Monday, December 31, 2012

2012

I've spent the holidays doing basically nothing.  I had a two-day stay with my parents in San Francisco while in California for Christmas, but apart from that, I've spent my break horizontal in bed or on the couch.  It's been great, but I'm getting over it.  I've been craving a yoga class, so I'm planning on going to the New Year's Day class at the studio tomorrow...I've been saving up because I'm currently so broke I can't actually afford it.  But man, do I need it.

Anyway, I wanted to review some of the best moments from this past year.  It's been a big one for me.  I made some big changes and took some huge leaps of faith, things that I haven't always been good at doing.  My journey continues into 2013...

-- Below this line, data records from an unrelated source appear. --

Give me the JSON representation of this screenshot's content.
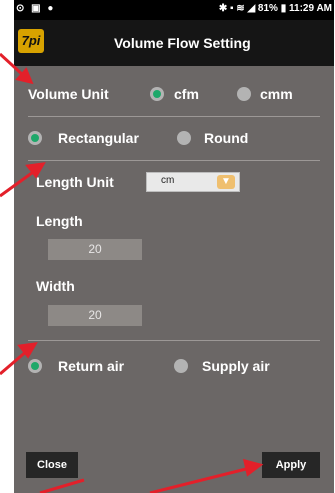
{
  "statusbar": {
    "left_icons": "⊙ ▣ ●",
    "right_text": "✱ ▪ ≋ ◢ 81% ▮ 11:29 AM"
  },
  "appbar": {
    "logo_text": "7pi",
    "title": "Volume Flow Setting"
  },
  "volume_unit": {
    "label": "Volume Unit",
    "options": [
      "cfm",
      "cmm"
    ],
    "selected": "cfm"
  },
  "shape": {
    "options": [
      "Rectangular",
      "Round"
    ],
    "selected": "Rectangular"
  },
  "length_unit": {
    "label": "Length Unit",
    "value": "cm"
  },
  "length": {
    "label": "Length",
    "value": "20"
  },
  "width": {
    "label": "Width",
    "value": "20"
  },
  "air": {
    "options": [
      "Return air",
      "Supply air"
    ],
    "selected": "Return air"
  },
  "buttons": {
    "close": "Close",
    "apply": "Apply"
  },
  "colors": {
    "background": "#6b6766",
    "radio_selected": "#1ea86a",
    "annotation_arrow": "#e3202a"
  }
}
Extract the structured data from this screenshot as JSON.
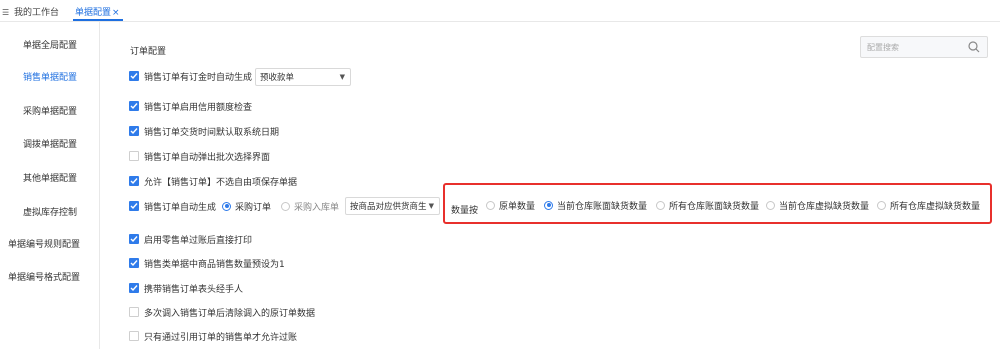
{
  "tabs": {
    "home_label": "我的工作台",
    "active_label": "单据配置",
    "close_glyph": "×"
  },
  "sidebar": {
    "items": [
      {
        "label": "单据全局配置"
      },
      {
        "label": "销售单据配置"
      },
      {
        "label": "采购单据配置"
      },
      {
        "label": "调拨单据配置"
      },
      {
        "label": "其他单据配置"
      },
      {
        "label": "虚拟库存控制"
      },
      {
        "label": "单据编号规则配置"
      },
      {
        "label": "单据编号格式配置"
      }
    ],
    "active_index": 1
  },
  "main": {
    "section_title": "订单配置",
    "search_placeholder": "配置搜索",
    "options": [
      {
        "label": "销售订单有订金时自动生成",
        "checked": true
      },
      {
        "label": "销售订单启用信用额度检查",
        "checked": true
      },
      {
        "label": "销售订单交货时间默认取系统日期",
        "checked": true
      },
      {
        "label": "销售订单自动弹出批次选择界面",
        "checked": false
      },
      {
        "label": "允许【销售订单】不选自由项保存单据",
        "checked": true
      },
      {
        "label": "销售订单自动生成",
        "checked": true
      },
      {
        "label": "启用零售单过账后直接打印",
        "checked": true
      },
      {
        "label": "销售类单据中商品销售数量预设为1",
        "checked": true
      },
      {
        "label": "携带销售订单表头经手人",
        "checked": true
      },
      {
        "label": "多次调入销售订单后清除调入的原订单数据",
        "checked": false
      },
      {
        "label": "只有通过引用订单的销售单才允许过账",
        "checked": false
      }
    ],
    "deposit_select_value": "预收款单",
    "autogen_radios": [
      {
        "label": "采购订单",
        "selected": true
      },
      {
        "label": "采购入库单",
        "selected": false
      }
    ],
    "supplier_select_value": "按商品对应供货商生",
    "qty_label": "数量按",
    "qty_radios": [
      {
        "label": "原单数量",
        "selected": false
      },
      {
        "label": "当前仓库账面缺货数量",
        "selected": true
      },
      {
        "label": "所有仓库账面缺货数量",
        "selected": false
      },
      {
        "label": "当前仓库虚拟缺货数量",
        "selected": false
      },
      {
        "label": "所有仓库虚拟缺货数量",
        "selected": false
      }
    ]
  },
  "colors": {
    "accent": "#1e6fe0",
    "checkbox": "#2f7bea",
    "highlight_box": "#e8302c"
  },
  "icons": {
    "home": "list-icon",
    "search": "search-icon",
    "dropdown": "chevron-down-icon"
  }
}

Moving to Fort Worth.  This time last year, I had just quit my full-time, soul-sucking job and made the decision to move from Austin.  I've always said my life has had places, not phases, and I just knew that Fort Worth was the next place I needed to be.  It hasn't all been peaches and sunshine, of course, but I have met some amazing people and re-connected with old friends -- all of whom have played important parts in pushing me down the path I'm on.  Lindsey, who inspired me to go back to school.  Olivia, my sister in every way but blood.  Lauren, the person who's made me love yoga.  Gemma, who makes me laugh and challenges me to think of things differently.  Julie and Seth, my Texas-parents.  And so many other wonderful people who have proven that this is the place I belong right now.

My three jobs.  Sometimes I think I'm crazy, especially since I'm keeping all three jobs when I start classes this semester.  But each one has introduced me to something new, or challenged me, or opened opportunities in an area I never thought I'd go.  It doesn't matter that I'm broke, ultimately -- it's so nice to work at places that don't make you want to scream and cry and eat a gallon of cookie dough ice cream every day.

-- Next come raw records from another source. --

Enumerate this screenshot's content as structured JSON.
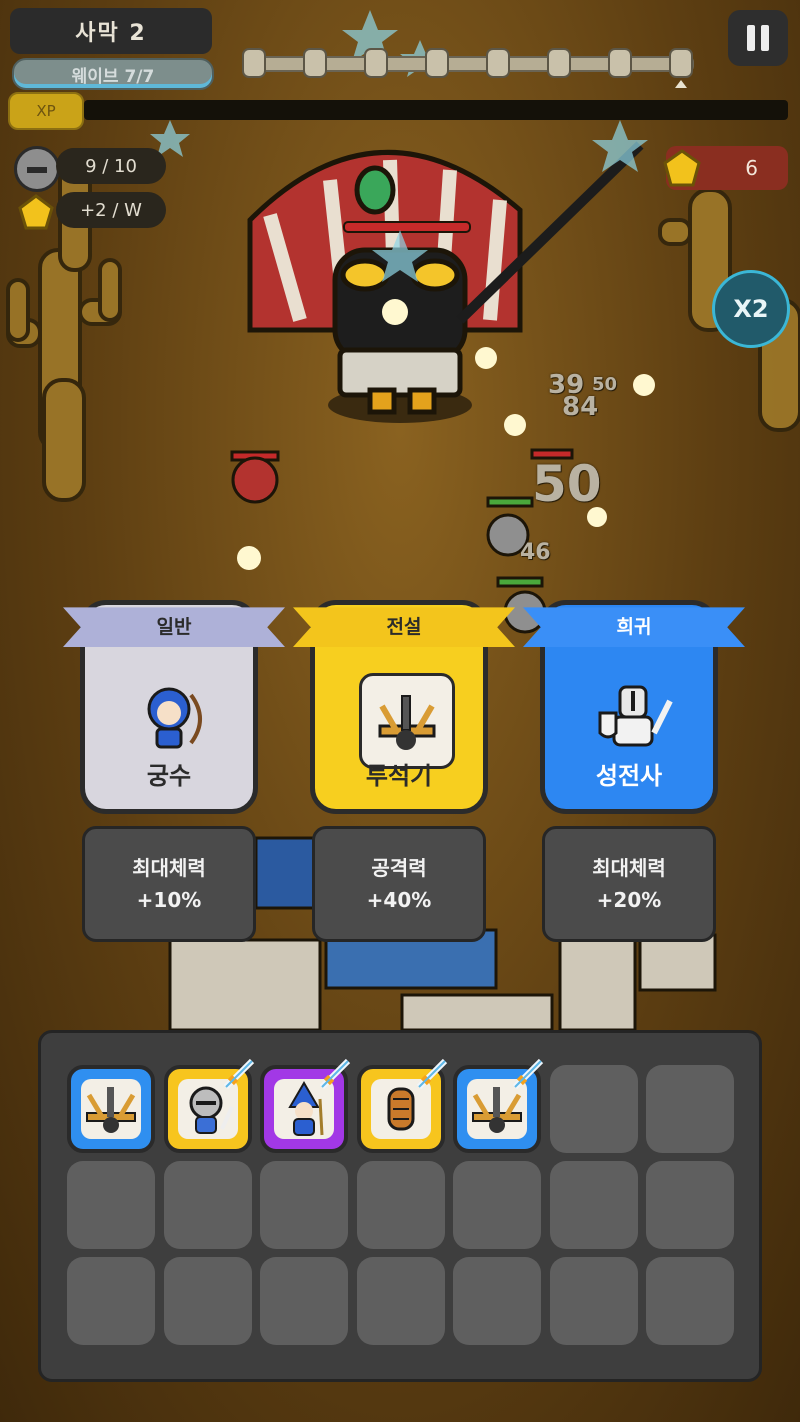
{
  "hud": {
    "stage_title": "사막 2",
    "wave_label": "웨이브 7/7",
    "xp_label": "XP",
    "unit_count": "9 / 10",
    "income": "+2 / W",
    "gem_count": "6",
    "speed_label": "X2"
  },
  "battle": {
    "damage_numbers": [
      "39",
      "50",
      "84",
      "50",
      "46"
    ]
  },
  "cards": [
    {
      "rarity": "일반",
      "name": "궁수",
      "stat_label": "최대체력",
      "stat_value": "+10%",
      "bg": "#d8d6de",
      "ribbon": "#aeb1d8",
      "text_color": "#2b2b2b"
    },
    {
      "rarity": "전설",
      "name": "투석기",
      "stat_label": "공격력",
      "stat_value": "+40%",
      "bg": "#f7cf1f",
      "ribbon": "#f3c51c",
      "text_color": "#2b2b2b"
    },
    {
      "rarity": "희귀",
      "name": "성전사",
      "stat_label": "최대체력",
      "stat_value": "+20%",
      "bg": "#2d87f2",
      "ribbon": "#3a8ff7",
      "text_color": "#ffffff"
    }
  ],
  "inventory": {
    "rows": 3,
    "cols": 7,
    "items": [
      {
        "unit": "catapult-icon",
        "color": "#2f8ff0",
        "upgrade": false
      },
      {
        "unit": "knight-icon",
        "color": "#f7c51e",
        "upgrade": true
      },
      {
        "unit": "wizard-icon",
        "color": "#a238e6",
        "upgrade": true
      },
      {
        "unit": "siege-ram-icon",
        "color": "#f7c51e",
        "upgrade": true
      },
      {
        "unit": "catapult-icon",
        "color": "#2f8ff0",
        "upgrade": true
      }
    ]
  }
}
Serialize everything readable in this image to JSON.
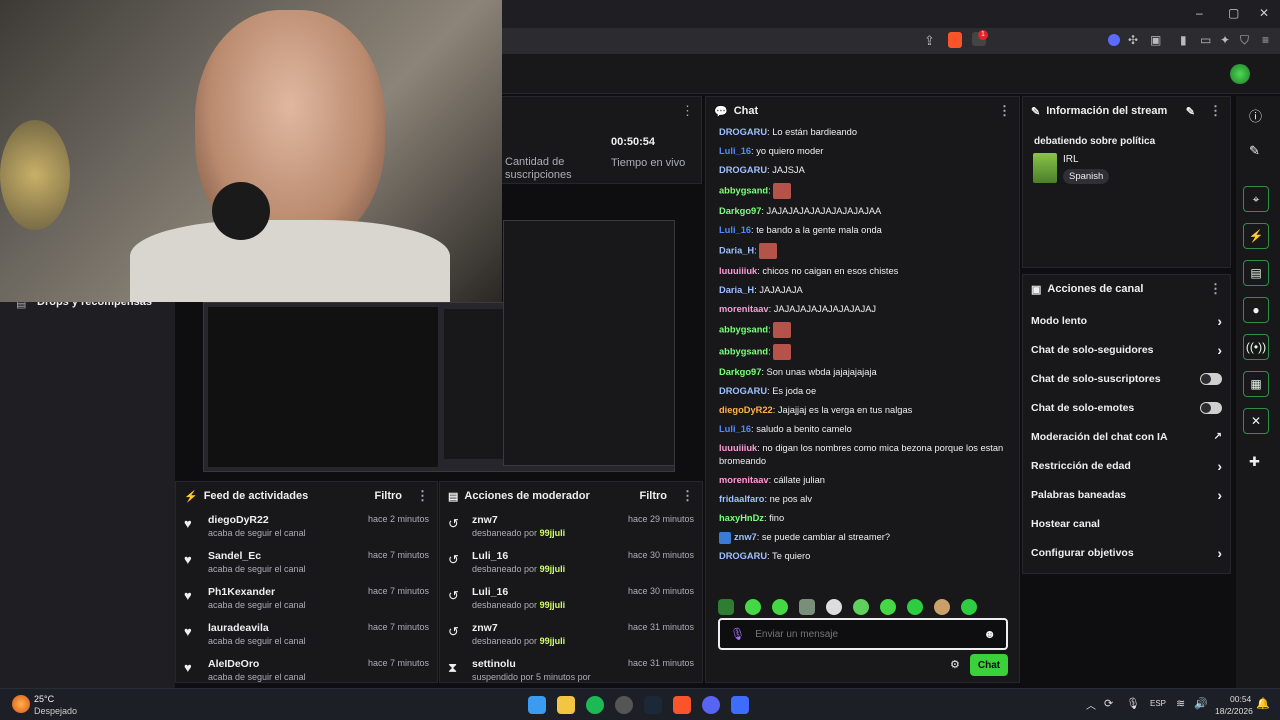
{
  "browser": {
    "window_controls": {
      "minimize": "–",
      "maximize": "▢",
      "close": "✕"
    },
    "brave_badge": "1"
  },
  "stream_stats": {
    "subs_label": "Cantidad de suscripciones",
    "uptime_value": "00:50:54",
    "uptime_label": "Tiempo en vivo"
  },
  "left_sidebar": {
    "drops_label": "Drops y recompensas"
  },
  "activity_feed": {
    "title": "Feed de actividades",
    "filter_label": "Filtro",
    "items": [
      {
        "name": "diegoDyR22",
        "action": "acaba de seguir el canal",
        "time": "hace 2 minutos"
      },
      {
        "name": "Sandel_Ec",
        "action": "acaba de seguir el canal",
        "time": "hace 7 minutos"
      },
      {
        "name": "Ph1Kexander",
        "action": "acaba de seguir el canal",
        "time": "hace 7 minutos"
      },
      {
        "name": "lauradeavila",
        "action": "acaba de seguir el canal",
        "time": "hace 7 minutos"
      },
      {
        "name": "AleIDeOro",
        "action": "acaba de seguir el canal",
        "time": "hace 7 minutos"
      }
    ]
  },
  "mod_actions": {
    "title": "Acciones de moderador",
    "filter_label": "Filtro",
    "items": [
      {
        "name": "znw7",
        "action": "desbaneado por",
        "by": "99jjuli",
        "time": "hace 29 minutos"
      },
      {
        "name": "Luli_16",
        "action": "desbaneado por",
        "by": "99jjuli",
        "time": "hace 30 minutos"
      },
      {
        "name": "Luli_16",
        "action": "desbaneado por",
        "by": "99jjuli",
        "time": "hace 30 minutos"
      },
      {
        "name": "znw7",
        "action": "desbaneado por",
        "by": "99jjuli",
        "time": "hace 31 minutos"
      },
      {
        "name": "settinolu",
        "action": "suspendido por 5 minutos por",
        "by": "99jjuli",
        "time": "hace 31 minutos"
      }
    ]
  },
  "chat": {
    "title": "Chat",
    "input_placeholder": "Enviar un mensaje",
    "send_label": "Chat",
    "messages": [
      {
        "user": "DROGARU",
        "color": "#9ec0ff",
        "text": "Lo están bardieando"
      },
      {
        "user": "Luli_16",
        "color": "#4f8cff",
        "text": "yo quiero moder"
      },
      {
        "user": "DROGARU",
        "color": "#9ec0ff",
        "text": "JAJSJA"
      },
      {
        "user": "abbygsand",
        "color": "#7cff7c",
        "text": "",
        "emote": true
      },
      {
        "user": "Darkgo97",
        "color": "#7cff7c",
        "text": "JAJAJAJAJAJAJAJAJAJAA"
      },
      {
        "user": "Luli_16",
        "color": "#4f8cff",
        "text": "te bando a la gente mala onda"
      },
      {
        "user": "Daria_H",
        "color": "#9ec0ff",
        "text": "",
        "emote": true
      },
      {
        "user": "luuuiiiuk",
        "color": "#ff9ad8",
        "text": "chicos no caigan en esos chistes"
      },
      {
        "user": "Daria_H",
        "color": "#9ec0ff",
        "text": "JAJAJAJA"
      },
      {
        "user": "morenitaav",
        "color": "#ff9ad8",
        "text": "JAJAJAJAJAJAJAJAJAJ"
      },
      {
        "user": "abbygsand",
        "color": "#7cff7c",
        "text": "",
        "emote": true
      },
      {
        "user": "abbygsand",
        "color": "#7cff7c",
        "text": "",
        "emote": true
      },
      {
        "user": "Darkgo97",
        "color": "#7cff7c",
        "text": "Son unas wbda jajajajajaja"
      },
      {
        "user": "DROGARU",
        "color": "#9ec0ff",
        "text": "Es joda oe"
      },
      {
        "user": "diegoDyR22",
        "color": "#ffb347",
        "text": "Jajajjaj es la verga en tus nalgas"
      },
      {
        "user": "Luli_16",
        "color": "#4f8cff",
        "text": "saludo a benito camelo"
      },
      {
        "user": "luuuiiiuk",
        "color": "#ff9ad8",
        "text": "no digan los nombres como mica bezona porque los estan bromeando"
      },
      {
        "user": "morenitaav",
        "color": "#ff9ad8",
        "text": "cállate julian"
      },
      {
        "user": "fridaalfaro",
        "color": "#9ec0ff",
        "text": "ne pos alv"
      },
      {
        "user": "haxyHnDz",
        "color": "#7cff7c",
        "text": "fino"
      },
      {
        "user": "znw7",
        "color": "#9ec0ff",
        "text": "se puede cambiar al streamer?",
        "badge": true
      },
      {
        "user": "DROGARU",
        "color": "#9ec0ff",
        "text": "Te quiero"
      }
    ]
  },
  "stream_info": {
    "title": "Información del stream",
    "stream_title": "debatiendo sobre política",
    "category": "IRL",
    "language": "Spanish"
  },
  "channel_actions": {
    "title": "Acciones de canal",
    "items": [
      {
        "label": "Modo lento",
        "kind": "chevron"
      },
      {
        "label": "Chat de solo-seguidores",
        "kind": "chevron"
      },
      {
        "label": "Chat de solo-suscriptores",
        "kind": "toggle"
      },
      {
        "label": "Chat de solo-emotes",
        "kind": "toggle"
      },
      {
        "label": "Moderación del chat con IA",
        "kind": "external"
      },
      {
        "label": "Restricción de edad",
        "kind": "chevron"
      },
      {
        "label": "Palabras baneadas",
        "kind": "chevron"
      },
      {
        "label": "Hostear canal",
        "kind": "none"
      },
      {
        "label": "Configurar objetivos",
        "kind": "chevron"
      }
    ]
  },
  "taskbar": {
    "weather_temp": "25°C",
    "weather_desc": "Despejado",
    "language": "ESP",
    "time": "00:54",
    "date": "18/2/2026"
  },
  "colors": {
    "accent": "#3ad13a",
    "highlight": "#d3ff66",
    "panel": "#18181b"
  }
}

Yoga.  I never thought I was a yoga person, and in some ways, I'm still not.  I'm picky about my yoga.  I've been taking classes at a studio that focuses on Forrest yoga, a style that has really resonated with me.  The yoga I tried before was never stimulating or challenging for me -- what I call "gym yoga," or that simple pose-pose-pose-pose sequence of putting your body in a position but without much intention behind it.  Forrest yoga has not only challenged me physically, it has challenged me mentally and spiritually.  There is meaning behind every pose and I am honored as strong and beautiful no matter how deeply I can get into a pose.  The competition element of gym yoga does not exist at this studio.  Not to mention the teachers are some of the most amazing individuals I've ever met.

Western riding.  Yup, I did it.  I've abandoned my dressage diva status to become a rhinestoned cowgirl.  I don't know how good I am at it yet, but it's been a blast and I hope to one day be able to show in this area.  A horsewoman's education is never over!